Endocrine Abstracts

Objectives: The aim of this systematic review was assessment of clinical efficacy of pegvisomant (PEG) in the treatment of adult patients (age ≥18 years) with acromegaly.

Methods: The review was conducted according to the Cochrane Collaboration guidelines and polish recommendations of The Agency for Health Technology Assessment and Tariff System. Since acromegaly is a rare disease, not only randomized clinical trials (RCTs), but also real world data (registry, observational studies) were the scope of interest. Calculations (statistical aggregation) were performed using the StatsDirect^® 3 statistical package.

Results: One multicenter RCT was identified, which examined the health effects of three doses (10, 15 and 20 mg) of PEG on adults with acromegaly. Further observation (extension phase) was also presented in a period of 18 months. The probability of achieved IGF-1 normalization for PEG 10 mg, 15 mg, 20 mg was respectively 3.97, 7.15, 8.49 higher than in placebo group. After 18 months, 97% of patients achieved normalization. The results from real world data (8 non-RCTs studies) confirm the high effectiveness of the therapy. Calculated weighted average percentages of normalization of IGF-1 after 6 and 12 months and at least 5 years were as follows: 55% (95% CI: 51%, 59%); 60% (95% CI: 56%; 64%) and 69% (95% CI: 64%; 74%).

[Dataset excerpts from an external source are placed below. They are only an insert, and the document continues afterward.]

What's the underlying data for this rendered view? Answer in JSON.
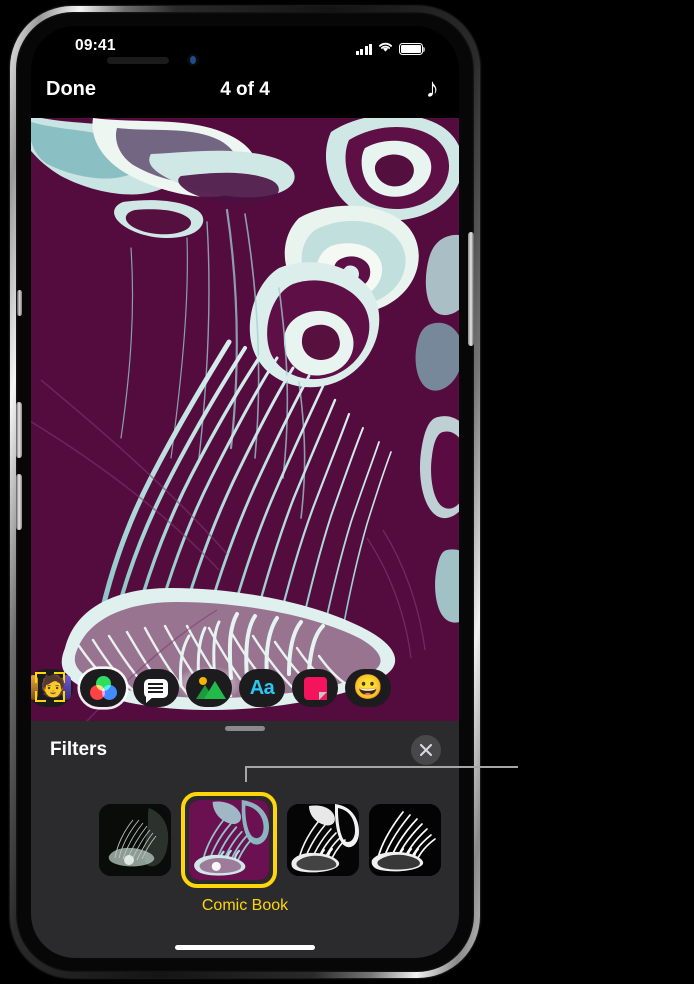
{
  "device": {
    "name": "iphone",
    "notch_icons": [
      "speaker-grille",
      "front-camera"
    ],
    "buttons": [
      "silent-switch",
      "volume-up",
      "volume-down",
      "power"
    ]
  },
  "status_bar": {
    "time": "09:41",
    "cellular_icon": "signal-bars-icon",
    "wifi_icon": "wifi-icon",
    "battery_icon": "battery-icon"
  },
  "nav_bar": {
    "done_label": "Done",
    "title": "4 of 4",
    "music_icon": "music-note-icon"
  },
  "canvas": {
    "name": "photo-preview",
    "description": "jellyfish photo with Comic Book filter applied",
    "background_color": "#5a0b41",
    "accent_color": "#bfe3e3"
  },
  "app_strip": {
    "items": [
      {
        "name": "memoji-app-icon",
        "icon": "memoji-icon",
        "label": "",
        "selected": false
      },
      {
        "name": "filters-app-icon",
        "icon": "rgb-circles-icon",
        "label": "",
        "selected": true
      },
      {
        "name": "messages-app-icon",
        "icon": "speech-bubble-icon",
        "label": "",
        "selected": false
      },
      {
        "name": "photos-app-icon",
        "icon": "photo-mountain-icon",
        "label": "",
        "selected": false
      },
      {
        "name": "text-app-icon",
        "icon": "aa-text-icon",
        "label": "Aa",
        "selected": false
      },
      {
        "name": "stickers-app-icon",
        "icon": "sticker-icon",
        "label": "",
        "selected": false
      },
      {
        "name": "emoji-app-icon",
        "icon": "grinning-face-icon",
        "label": "😀",
        "selected": false
      }
    ]
  },
  "filters_panel": {
    "title": "Filters",
    "close_icon": "close-icon",
    "grabber": "drag-handle",
    "selected_filter_label": "Comic Book",
    "selected_color": "#ffd60a",
    "panel_color": "#2b2b2d",
    "thumbnails": [
      {
        "name": "filter-thumb-1",
        "style": "original-dark",
        "selected": false
      },
      {
        "name": "filter-thumb-comic-book",
        "style": "comic-book",
        "selected": true
      },
      {
        "name": "filter-thumb-3",
        "style": "black-and-white-1",
        "selected": false
      },
      {
        "name": "filter-thumb-4",
        "style": "black-and-white-2",
        "selected": false
      }
    ]
  },
  "callout": {
    "name": "callout-leader-line",
    "color": "#a6a6a6",
    "points_to": "filter-thumb-comic-book"
  },
  "home_indicator": "home-indicator"
}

Conclusions: All the identified scientific evidence confirmed effectiveness of PEG administered as monotherapy in nearly 1,500 acromegalic patients, who did not respond to previous treatment in the long-term follow-up to 11 years of therapy. PEG is currently the only drug, recommended by clinical guidelines for the treatment of acromegaly, that can be offered to treat acromegalic patients, who did not respond well to surgery and/or radiation therapy, and to treatment with somatostatin analogues.